Furthermore, Redeemer and transaction context are passed as inputs for the script. The transaction context contains all the necessary information about the transaction, so a list of input UTxOs and output UTxOs, the fee, witnesses (signatures), Datums, validation scripts (or references to them), etc.

Inputs are passed to the script and the script logic is executed. The inputs affect the return value. In our example, the return value is True, so UTxO can be spent (black arrows). Funds will be moved to a new destination address.

About the Logic of the DEX Script

In this chapter, we will try to explain some more context regarding smart contracts on Cardano.

In our example, Alice sent 1000 ADA to DEX’s script address, which means that she created a UTxO that is locked by the script address. The script address is derived from the hash of the DEX’s validator script, which contains the logic for exchanging tokens on the DEX platform. The script can also contain logic for canceling the order.

How is it actually possible that Alice does not have to manually create the transaction? She used the exchange's user interface, entered her request (a swap order), and was then prompted to confirm the transaction. DEX (the application) created a transaction for Alice.

In the image below, you can see that in the Cardano ecosystem, a smart contract can be composed of off-chain and on-chain parts of the application. Off-chain logic is responsible for the construction of locking and spending transactions. In the case of DEX, the off-chain logic is processed on a server (in the cloud). In the article, we only dealt with on-chain logic, i.e. script validation, which takes place on the blockchain through the Cardano Virtual Machine.

Alice only interacts with the off-chain part of the DEX that constructs transactions. A locking transaction (the swap order) requires a signature from Alice.

Alice can get her funds back if she decides to cancel her order on DEX. To do this, she must create a transaction that spends the UTxO that is locked by the script address and sends it back to her own address. The cancel (spending) transaction is constructed by the off-chain logic, so Alice just uses DEX’s interface. She must provide a witness that proves her ownership of the UTxO, and a Redeemer that indicates her intention to cancel the order. The validator script will then verify if Alice is indeed the owner of the UTxO.
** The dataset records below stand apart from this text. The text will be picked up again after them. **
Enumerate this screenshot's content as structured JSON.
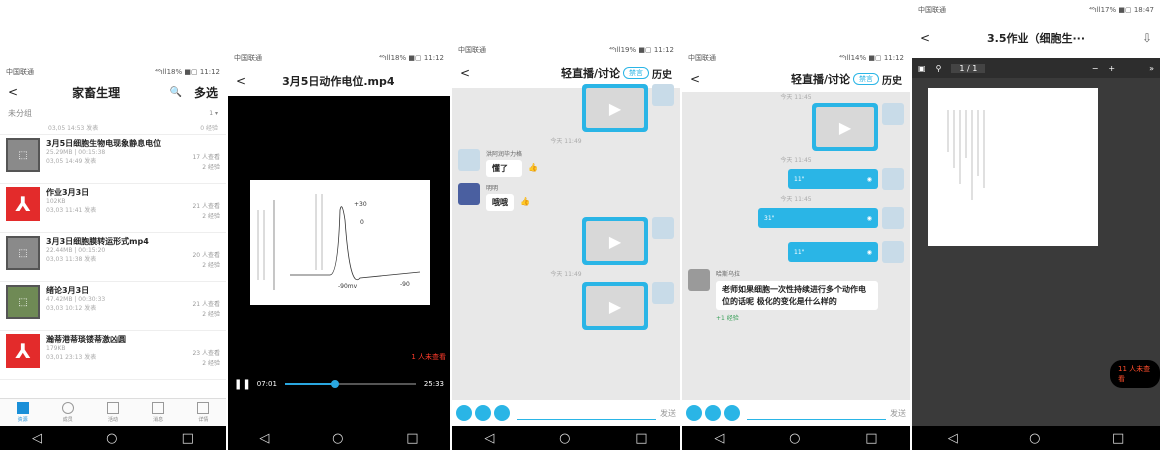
{
  "phone1": {
    "status_carrier": "中国联通",
    "status_right": "⁴⁶ıll18% ■▢ 11:12",
    "back": "<",
    "title": "家畜生理",
    "search": "🔍",
    "multi": "多选",
    "group_label": "未分组",
    "group_right": "1 ▾",
    "top_meta": "03,05 14:53 发表",
    "top_count": "0 经验",
    "items": [
      {
        "title": "3月5日细胞生物电现象静息电位",
        "meta1": "25.29MB | 00:15:38",
        "meta2": "03,05 14:49 发表",
        "r1": "17 人查看",
        "r2": "2 经验"
      },
      {
        "title": "作业3月3日",
        "meta1": "102KB",
        "meta2": "03,03 11:41 发表",
        "r1": "21 人查看",
        "r2": "2 经验"
      },
      {
        "title": "3月3日细胞膜转运形式mp4",
        "meta1": "22.44MB | 00:15:20",
        "meta2": "03,03 11:38 发表",
        "r1": "20 人查看",
        "r2": "2 经验"
      },
      {
        "title": "绪论3月3日",
        "meta1": "47.42MB | 00:30:33",
        "meta2": "03,03 10:12 发表",
        "r1": "21 人查看",
        "r2": "2 经验"
      },
      {
        "title": "瀚蒂港蒂琰镂蒂激凶圆",
        "meta1": "179KB",
        "meta2": "03,01 23:13 发表",
        "r1": "23 人查看",
        "r2": "2 经验"
      }
    ],
    "tabs": [
      "资源",
      "成员",
      "活动",
      "消息",
      "详情"
    ]
  },
  "phone2": {
    "status_carrier": "中国联通",
    "status_right": "⁴⁶ıll18% ■▢ 11:12",
    "title": "3月5日动作电位.mp4",
    "graph_label1": "+30",
    "graph_label2": "0",
    "graph_label3": "-90mv",
    "graph_label4": "-90",
    "viewers": "1 人未查看",
    "time_cur": "07:01",
    "time_total": "25:33",
    "progress": 0.38
  },
  "phone3": {
    "status_carrier": "中国联通",
    "status_right": "⁴⁶ıll19% ■▢ 11:12",
    "title": "轻直播/讨论",
    "mute": "禁言",
    "history": "历史",
    "time1": "今天 11:49",
    "sender1": "洪阿润毕力格",
    "msg1": "懂了",
    "sender2": "明明",
    "msg2": "哦哦",
    "time2": "今天 11:49",
    "send": "发送"
  },
  "phone4": {
    "status_carrier": "中国联通",
    "status_right": "⁴⁶ıll14% ■▢ 11:12",
    "title": "轻直播/讨论",
    "mute": "禁言",
    "history": "历史",
    "time1": "今天 11:45",
    "time2": "今天 11:45",
    "voice1": "11\"",
    "time3": "今天 11:45",
    "voice2": "31\"",
    "voice3": "11\"",
    "sender": "哈斯乌拉",
    "question": "老师如果细胞一次性持续进行多个动作电位的话呢 极化的变化是什么样的",
    "exp": "+1 经验",
    "send": "发送"
  },
  "phone5": {
    "status_carrier": "中国联通",
    "status_right": "⁴⁶ıll17% ■▢ 18:47",
    "title": "3.5作业（细胞生···",
    "page": "1 / 1",
    "minus": "−",
    "plus": "+",
    "more": "»",
    "unread": "11 人未查看"
  },
  "sysnav": [
    "◁",
    "○",
    "□"
  ]
}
Validator scripts of various DEXes (or other applications) differ significantly in their functionality and the options they offer users.
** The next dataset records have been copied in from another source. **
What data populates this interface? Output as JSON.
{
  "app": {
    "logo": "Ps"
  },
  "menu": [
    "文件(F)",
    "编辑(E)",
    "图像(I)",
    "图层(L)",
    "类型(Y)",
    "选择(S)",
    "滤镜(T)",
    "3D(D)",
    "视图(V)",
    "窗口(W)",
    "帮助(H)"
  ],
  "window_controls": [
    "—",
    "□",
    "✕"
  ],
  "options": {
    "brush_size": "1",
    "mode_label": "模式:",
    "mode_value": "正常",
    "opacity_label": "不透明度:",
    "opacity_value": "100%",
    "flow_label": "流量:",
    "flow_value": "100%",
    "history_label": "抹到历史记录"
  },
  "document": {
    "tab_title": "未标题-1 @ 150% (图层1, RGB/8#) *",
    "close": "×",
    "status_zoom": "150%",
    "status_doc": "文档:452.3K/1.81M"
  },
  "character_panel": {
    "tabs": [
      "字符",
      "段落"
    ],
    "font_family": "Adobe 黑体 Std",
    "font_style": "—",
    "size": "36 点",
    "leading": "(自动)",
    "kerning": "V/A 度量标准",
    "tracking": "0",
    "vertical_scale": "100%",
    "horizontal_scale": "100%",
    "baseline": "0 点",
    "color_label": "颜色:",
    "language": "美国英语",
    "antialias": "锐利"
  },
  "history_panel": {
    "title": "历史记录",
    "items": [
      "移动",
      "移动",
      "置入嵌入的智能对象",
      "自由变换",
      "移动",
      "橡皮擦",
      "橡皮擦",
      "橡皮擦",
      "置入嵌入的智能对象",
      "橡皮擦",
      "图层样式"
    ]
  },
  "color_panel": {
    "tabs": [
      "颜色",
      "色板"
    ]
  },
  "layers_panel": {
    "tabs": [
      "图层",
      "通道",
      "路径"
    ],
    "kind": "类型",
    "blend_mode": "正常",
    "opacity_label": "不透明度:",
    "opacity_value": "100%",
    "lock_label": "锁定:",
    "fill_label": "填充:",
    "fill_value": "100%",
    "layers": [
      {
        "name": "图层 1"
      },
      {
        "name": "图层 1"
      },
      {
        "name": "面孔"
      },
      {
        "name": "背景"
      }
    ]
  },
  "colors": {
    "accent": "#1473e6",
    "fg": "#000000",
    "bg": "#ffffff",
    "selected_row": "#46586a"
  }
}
To unlock the funds, DEX, Alice, or anyone else who wants to spend the UTxO must provide the correct inputs to the validator script, such as a signature, a Redeemer, or a Datum. The validator script will then check if the inputs satisfy the exchange rules, such as matching the offer price, paying the fees, and respecting the validity interval.

Although basically anyone can spend funds, the DEX is expected to match the orders and perform the swap, i.e. it can best fulfill the conditions of the script. However, one of the conditions of the script can be the signature with the private key of Alice or the DEX, so it is possible to define a group of those who can spend funds.
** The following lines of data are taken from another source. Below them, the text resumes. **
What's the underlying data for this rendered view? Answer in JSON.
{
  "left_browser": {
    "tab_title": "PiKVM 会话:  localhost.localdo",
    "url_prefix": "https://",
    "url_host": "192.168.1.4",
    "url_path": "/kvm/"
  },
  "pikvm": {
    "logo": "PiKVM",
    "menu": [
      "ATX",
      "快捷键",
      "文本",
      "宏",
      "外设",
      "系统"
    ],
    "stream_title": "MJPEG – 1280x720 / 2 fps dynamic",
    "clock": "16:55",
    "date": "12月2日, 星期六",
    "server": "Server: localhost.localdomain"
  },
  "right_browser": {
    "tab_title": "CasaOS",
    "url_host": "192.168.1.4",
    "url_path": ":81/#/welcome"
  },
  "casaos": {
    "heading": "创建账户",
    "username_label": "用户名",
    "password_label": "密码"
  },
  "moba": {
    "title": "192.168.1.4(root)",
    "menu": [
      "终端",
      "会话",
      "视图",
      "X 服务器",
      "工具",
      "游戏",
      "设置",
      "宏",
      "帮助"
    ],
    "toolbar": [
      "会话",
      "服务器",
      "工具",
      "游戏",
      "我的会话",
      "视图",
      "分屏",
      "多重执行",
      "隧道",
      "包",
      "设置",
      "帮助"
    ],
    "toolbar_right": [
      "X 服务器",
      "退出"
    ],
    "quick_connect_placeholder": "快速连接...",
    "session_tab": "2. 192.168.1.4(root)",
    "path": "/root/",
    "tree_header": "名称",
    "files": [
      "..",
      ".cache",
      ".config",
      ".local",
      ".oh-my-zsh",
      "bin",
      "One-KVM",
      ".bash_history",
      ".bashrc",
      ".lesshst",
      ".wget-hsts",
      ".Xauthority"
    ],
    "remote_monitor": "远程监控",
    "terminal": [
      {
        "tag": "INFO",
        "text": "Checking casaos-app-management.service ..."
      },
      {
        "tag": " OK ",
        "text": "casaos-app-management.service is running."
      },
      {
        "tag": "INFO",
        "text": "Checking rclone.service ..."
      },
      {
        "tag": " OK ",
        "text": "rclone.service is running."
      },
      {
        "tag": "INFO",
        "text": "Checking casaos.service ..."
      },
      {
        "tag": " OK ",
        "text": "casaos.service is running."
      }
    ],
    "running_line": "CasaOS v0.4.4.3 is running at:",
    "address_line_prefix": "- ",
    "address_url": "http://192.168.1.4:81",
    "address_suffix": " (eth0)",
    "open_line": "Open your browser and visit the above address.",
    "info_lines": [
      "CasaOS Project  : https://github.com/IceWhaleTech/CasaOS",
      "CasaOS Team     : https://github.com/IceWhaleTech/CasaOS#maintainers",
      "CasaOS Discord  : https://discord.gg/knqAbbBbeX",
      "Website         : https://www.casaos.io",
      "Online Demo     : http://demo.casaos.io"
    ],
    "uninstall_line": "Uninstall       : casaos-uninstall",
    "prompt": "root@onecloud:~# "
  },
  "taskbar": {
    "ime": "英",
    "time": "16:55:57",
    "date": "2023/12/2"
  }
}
DEX cannot steal funds on script addresses. DEX can only satisfy the script by providing inputs and thus executing the orders of users. When DEX fulfills an order, the signature from Alice is not required. DEX is able to execute the swap without any further interaction with Alice. In other words, DEX is able to construct a spending transaction that satisfies the conditions of the script. Alice receives tokens at her address as a result of the requested swap of a pair of tokens.

Conclusion

Validator scripts are usually very simple and work with a limited amount of information. They basically just decide whether funds can be spent from the script address. A simple condition may suffice for this. Most of the application logic should be in off-chain parts. The execution of validation scripts consumes the resources of the distributed network, which can be more expensive than using the resources of the server or local computers of users.